Writes items to DynamoDB using BatchWriteItem. Automatically batches 25 items per request and retries unprocessed items with exponential backoff.

Options

OptionTypeDescription
TableNamestringDynamoDB table name
retryMaxCountnumberMaximum retry attempts (default 10)

Example

import { pipeline, createReadableStream, createTransformStream } from '@datastream/core'
import { awsDynamoDBPutItemStream } from '@datastream/aws'

await pipeline([
  createReadableStream(items),
  createTransformStream((item, enqueue) => {
    enqueue({
      PK: { S: `USER#${item.id}` },
      SK: { S: 'PROFILE' },
      name: { S: item.name },
    })
  }),
  awsDynamoDBPutItemStream({ TableName: 'Users' }),
])

awsDynamoDBDeleteItemStream Writable

Deletes items from DynamoDB using BatchWriteItem.
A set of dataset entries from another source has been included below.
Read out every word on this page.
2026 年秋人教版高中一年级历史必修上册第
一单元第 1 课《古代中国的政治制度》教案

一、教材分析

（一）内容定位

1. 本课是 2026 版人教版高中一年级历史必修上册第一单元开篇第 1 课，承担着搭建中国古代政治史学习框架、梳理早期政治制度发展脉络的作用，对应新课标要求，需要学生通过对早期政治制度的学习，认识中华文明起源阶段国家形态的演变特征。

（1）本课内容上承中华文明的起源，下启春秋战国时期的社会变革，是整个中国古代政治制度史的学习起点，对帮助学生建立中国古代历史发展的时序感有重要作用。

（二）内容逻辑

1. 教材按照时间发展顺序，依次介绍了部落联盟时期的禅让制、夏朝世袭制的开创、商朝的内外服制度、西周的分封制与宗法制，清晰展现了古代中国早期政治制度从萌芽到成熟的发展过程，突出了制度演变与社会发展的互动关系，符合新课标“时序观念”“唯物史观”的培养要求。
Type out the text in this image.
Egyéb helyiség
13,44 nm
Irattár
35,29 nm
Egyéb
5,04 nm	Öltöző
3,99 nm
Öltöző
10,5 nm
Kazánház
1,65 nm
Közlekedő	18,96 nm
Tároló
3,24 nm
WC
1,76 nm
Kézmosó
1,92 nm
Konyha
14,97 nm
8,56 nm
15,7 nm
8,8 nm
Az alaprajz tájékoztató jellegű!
Batches 25 items per request.

Options

OptionTypeDescription
TableNamestringDynamoDB table name
retryMaxCountnumberMaximum retry attempts (default 10)

Example

import { awsDynamoDBDeleteItemStream } from '@datastream/aws'

awsDynamoDBDeleteItemStream({ TableName: 'Users' })
// Input chunks: { PK: { S: 'USER#1' }, SK: { S: 'PROFILE' } }

Kinesis

awsKinesisSetClient

Mutates module-level state — not safe for concurrent multi-tenant use.

import { KinesisClient } from '@aws-sdk/client-kinesis'
import { awsKinesisSetClient } from '@datastream/aws'

awsKinesisSetClient(new KinesisClient({ region: 'us-east-1' }))

awsKinesisGetRecordsStream Readable async

Gets records from a Kinesis shard. Polls until no more records are returned.

Options

Accepts GetRecordsCommand parameters plus:

OptionTypeDefaultDescription
ShardIteratorstringShard iterator
pollingActivebooleanfalseKeep polling for new records
pollingDelaynumber1000Delay (ms) between polls when no records

Example

import { pipeline, createReadableStream } from '@datastream/core'
import { awsKinesisGetRecordsStream } from '@datastream/aws'

await pipeline([
  createReadableStream(await awsKinesisGetRecordsStream({
    ShardIterator: 'AAA...',
  })),
])

awsKinesisPutRecordsStream Writable

Writes records to a Kinesis stream. Batches 500 records per PutRecordsCommand.

Options

OptionTypeDescription
StreamNamestringKinesis stream name

Example

import { pipeline, createReadableStream } from '@datastream/core'
import { awsKinesisPutRecordsStream } from '@datastream/aws'

await pipeline([
  createReadableStream(records),
  awsKinesisPutRecordsStream({ StreamName: 'my-stream' }),
])

Lambda

awsLambdaSetClient

Mutates module-level state — not safe for concurrent multi-tenant use.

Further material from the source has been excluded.